Biologie

Kinder gestresster Rothorn-Mütter wachsen schneller

Das Gemeine Rothörnchen lebt in den Wäldern Nordamerikas und sieht den hiesigen Eichhörnchen ähnlich

Jochen Stadler | aus HEUREKA 2/13 vom 29.05.2013

Wenn es im Wald gerammelt voll wird, haben schwangere Rothörnchen das Blut voller Stresshormone. Davon bekommen offensichtlich auch ihre Jungen in der Gebärmutter etwas ab, denn sie beeilen sich nach der Geburt mit dem Großwerden. Das erhöht ihre Chancen, trotz großer Konkurrenz den ersten Winter zu überstehen und das Erwachsenenalter zu erreichen, berichtet ein internationales Team mit österreichischer Beteiligung in der Fachzeitschrift Science.

Das Gemeine Rothörnchen lebt in den Wäldern Nordamerikas und sieht den hiesigen Eichhörnchen ähnlich. Es futtert am liebsten Fichtenzapfen. Sind im Herbst genügend davon vorhanden, wimmelt es im Frühling darauf nur so von Rothörnchen. Die Jungen, die nun geboren werden, müssen sich besonders schnell behaupten: Wenn sie bis zum Winter kein eigenes Revier erobert haben, haben sie keine Chance, ihn zu überleben.

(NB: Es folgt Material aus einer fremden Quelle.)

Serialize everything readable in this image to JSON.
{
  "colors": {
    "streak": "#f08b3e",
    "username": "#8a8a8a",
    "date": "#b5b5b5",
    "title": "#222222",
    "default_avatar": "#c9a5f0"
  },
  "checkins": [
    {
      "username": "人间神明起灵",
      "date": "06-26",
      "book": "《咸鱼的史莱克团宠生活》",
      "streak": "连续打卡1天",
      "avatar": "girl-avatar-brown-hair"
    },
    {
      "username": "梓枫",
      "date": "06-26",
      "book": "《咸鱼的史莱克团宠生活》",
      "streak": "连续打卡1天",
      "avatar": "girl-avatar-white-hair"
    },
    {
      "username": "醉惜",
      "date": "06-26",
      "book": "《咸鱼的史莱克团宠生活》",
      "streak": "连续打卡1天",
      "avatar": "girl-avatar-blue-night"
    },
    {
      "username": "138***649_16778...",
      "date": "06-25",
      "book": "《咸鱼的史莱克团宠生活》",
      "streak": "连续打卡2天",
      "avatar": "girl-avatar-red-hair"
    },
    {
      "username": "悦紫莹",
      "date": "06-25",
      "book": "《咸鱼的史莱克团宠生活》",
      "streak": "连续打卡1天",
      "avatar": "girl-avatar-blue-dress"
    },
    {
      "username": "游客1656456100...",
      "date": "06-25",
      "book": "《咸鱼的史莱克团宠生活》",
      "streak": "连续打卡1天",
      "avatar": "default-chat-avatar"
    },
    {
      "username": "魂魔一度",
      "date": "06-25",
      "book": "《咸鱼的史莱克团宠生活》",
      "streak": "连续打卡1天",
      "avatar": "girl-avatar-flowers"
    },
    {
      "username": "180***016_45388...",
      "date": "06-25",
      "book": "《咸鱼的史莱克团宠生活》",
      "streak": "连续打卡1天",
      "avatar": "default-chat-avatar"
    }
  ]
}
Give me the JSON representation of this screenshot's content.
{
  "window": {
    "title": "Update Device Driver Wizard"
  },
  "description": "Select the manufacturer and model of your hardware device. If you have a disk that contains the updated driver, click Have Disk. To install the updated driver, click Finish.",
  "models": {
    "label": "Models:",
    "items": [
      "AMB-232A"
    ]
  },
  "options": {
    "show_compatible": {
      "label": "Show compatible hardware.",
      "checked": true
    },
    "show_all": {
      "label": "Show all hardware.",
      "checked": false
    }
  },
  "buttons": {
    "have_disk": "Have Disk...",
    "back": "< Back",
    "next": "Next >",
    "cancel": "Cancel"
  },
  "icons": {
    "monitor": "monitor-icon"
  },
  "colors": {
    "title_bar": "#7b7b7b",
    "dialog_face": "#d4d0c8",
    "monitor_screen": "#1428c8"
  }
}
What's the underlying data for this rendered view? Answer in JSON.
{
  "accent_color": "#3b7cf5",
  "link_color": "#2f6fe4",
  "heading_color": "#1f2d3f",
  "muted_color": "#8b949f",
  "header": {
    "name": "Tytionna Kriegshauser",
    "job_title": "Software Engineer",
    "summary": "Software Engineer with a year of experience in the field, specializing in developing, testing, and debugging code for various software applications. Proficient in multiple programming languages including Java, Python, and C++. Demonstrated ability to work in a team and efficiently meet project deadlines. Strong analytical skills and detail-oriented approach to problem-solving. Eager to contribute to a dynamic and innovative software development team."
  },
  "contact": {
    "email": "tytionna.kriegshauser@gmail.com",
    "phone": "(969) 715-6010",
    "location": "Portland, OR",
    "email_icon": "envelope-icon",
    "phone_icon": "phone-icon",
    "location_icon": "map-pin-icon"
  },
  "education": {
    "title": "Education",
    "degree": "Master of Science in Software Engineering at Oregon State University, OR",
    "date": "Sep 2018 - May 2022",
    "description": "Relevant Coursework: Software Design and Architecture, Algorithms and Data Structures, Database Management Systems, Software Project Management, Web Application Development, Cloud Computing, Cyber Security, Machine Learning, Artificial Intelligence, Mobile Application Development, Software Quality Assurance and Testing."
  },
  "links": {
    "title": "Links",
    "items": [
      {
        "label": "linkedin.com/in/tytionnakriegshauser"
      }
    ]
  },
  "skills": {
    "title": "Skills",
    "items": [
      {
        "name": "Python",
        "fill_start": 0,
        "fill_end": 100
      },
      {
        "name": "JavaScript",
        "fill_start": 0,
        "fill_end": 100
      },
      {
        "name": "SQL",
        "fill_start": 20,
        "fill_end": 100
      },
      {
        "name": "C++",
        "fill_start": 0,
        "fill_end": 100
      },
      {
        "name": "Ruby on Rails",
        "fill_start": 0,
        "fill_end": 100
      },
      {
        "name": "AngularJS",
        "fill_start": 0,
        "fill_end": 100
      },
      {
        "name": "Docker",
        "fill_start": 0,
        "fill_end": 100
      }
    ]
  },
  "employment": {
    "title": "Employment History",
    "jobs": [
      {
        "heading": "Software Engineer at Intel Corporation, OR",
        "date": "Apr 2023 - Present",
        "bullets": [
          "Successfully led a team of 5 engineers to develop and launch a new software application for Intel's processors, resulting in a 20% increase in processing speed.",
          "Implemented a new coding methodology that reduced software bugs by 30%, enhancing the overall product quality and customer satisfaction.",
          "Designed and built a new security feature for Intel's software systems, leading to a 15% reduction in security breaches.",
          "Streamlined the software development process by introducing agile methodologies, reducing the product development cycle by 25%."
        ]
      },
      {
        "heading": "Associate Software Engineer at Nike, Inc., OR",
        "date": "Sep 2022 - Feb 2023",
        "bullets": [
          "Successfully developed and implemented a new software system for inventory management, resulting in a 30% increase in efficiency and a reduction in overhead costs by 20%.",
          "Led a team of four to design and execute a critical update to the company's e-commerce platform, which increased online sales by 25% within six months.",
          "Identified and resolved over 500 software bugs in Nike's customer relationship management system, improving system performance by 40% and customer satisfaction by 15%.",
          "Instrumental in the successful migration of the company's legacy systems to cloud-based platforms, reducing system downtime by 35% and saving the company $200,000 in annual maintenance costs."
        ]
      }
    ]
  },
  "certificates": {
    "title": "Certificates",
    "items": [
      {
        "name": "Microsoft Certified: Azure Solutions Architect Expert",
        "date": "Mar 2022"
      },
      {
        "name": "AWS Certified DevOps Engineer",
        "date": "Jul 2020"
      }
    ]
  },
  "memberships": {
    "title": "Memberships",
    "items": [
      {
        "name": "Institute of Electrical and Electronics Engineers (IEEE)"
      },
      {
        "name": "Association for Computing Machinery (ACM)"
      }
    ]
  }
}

Forscher um Ben Dantzer von der Michigan State University (USA) spielten einer Gruppe von schwangeren Rothörnchen per Playback das Geräusch vor, mit dem die Nager ihre Revieransprüche geltend machen: ein Rattern, das an die Ratschenkinder zur Osterzeit erinnert. Damit gaukelten sie ihnen dicht gedrängte Umstände vor. Eine Kontrollgruppe von werdenden Rothörnchen-Müttern bekam hingegen Vogelgezwitscher zu hören.

Bei den schwangeren Tieren, die sich von großer Konkurrenz umgeben glaubten, konnte Rupert Palme vom Department für Biomedizinische Wissenschaften der Veterinärmedizinischen Universität Wien höhere Mengen an Stresshormonen (Glukokortikoiden) nachweisen. Ihre Sprösslinge wuchsen schneller, obwohl sie nicht mehr Futter bekamen. Dasselbe galt für die Jungen von Rothörnchen, denen sie während der Schwangerschaft solche Hormone ins Futter mischten.

"Stresshormone haben oft einen schlechten Ruf, aber dies ist ein gutes Beispiel, dass sie wichtig für Organismen sind, um eine ernste Situation zu überstehen", erklärt Palme. Freilich sei es weniger gut, wenn die Dosis zu hoch ist oder man unter Dauerstress steht.

So hat auch der Hormonschub im Mutterleib Spätfolgen für die Jungen, denn sie werden nicht so alt wie Tiere, die in ihrer Jugend gemütlich und ohne großen Konkurrenzdruck gewachsen sind. Deswegen sei es wichtig, dass die Mütter ihre Sprösslinge nicht immer stressen, so Palme. "Wenn es nicht so viele Rothörnchen gibt, ist es besser, man wächst gemütlich und lebt länger, dann hat man sowieso sein Revier sicher", sagte er.